An intriguing alternative explanation is that high diversity in MHC genes is driven by balancing selection against diverse pathogens [11, 37]. However, patterns of diversity differ somewhat across exons in the same gene; for instance, the exon3 of class II loci encodes an extracellular domain close to the transmembrane region, which may experience purifying selection [38].

Such selection leaves a characteristic mutational signature in coding regions; in particular, codons that have experienced balancing selection should have more non-synonymous changes than synonymous changes, while codons that experienced purifying selection will have very few non-synonymous changes relative to the number of synonymous changes.

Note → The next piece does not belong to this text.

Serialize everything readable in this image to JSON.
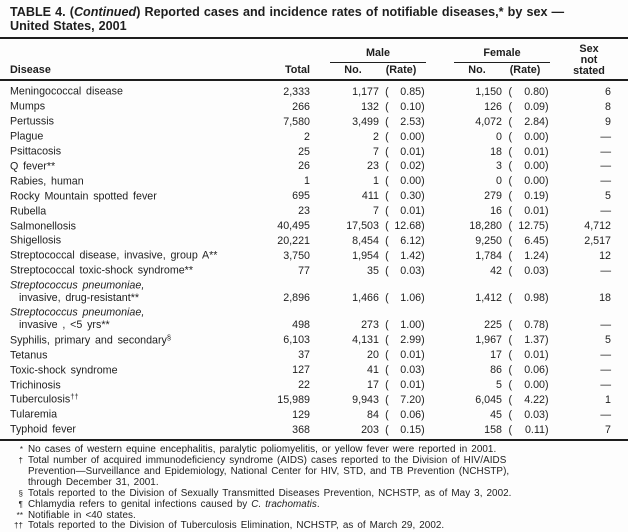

In this study, Z tests indicated that the dN/dS ratio does not differ from neutrality (dS > dN), and a test of purifying selection was significant (P = 0.001) (Table 3). This result showed that the exon3 was expected to be under purifying selection.

Conclusion

In this study, we had defined the MHC IIb exon3 complete sequence. The sequence included 282 bp nucleotide and did not show any gaps, the nucleotide sequences were corresponded with putative 93 amino acids peptide. Z tests indicated that the dN/dS ratio does not differ from neutrality (dS > dN), which showed that the exon3 was expected to be under purifying selection. At the same time, we found that the research based on MHC IIb gene was a more powerful method for genetic diversity of Chinese alligator, this technology could be used for Chinese alligator breeding and releasing in future.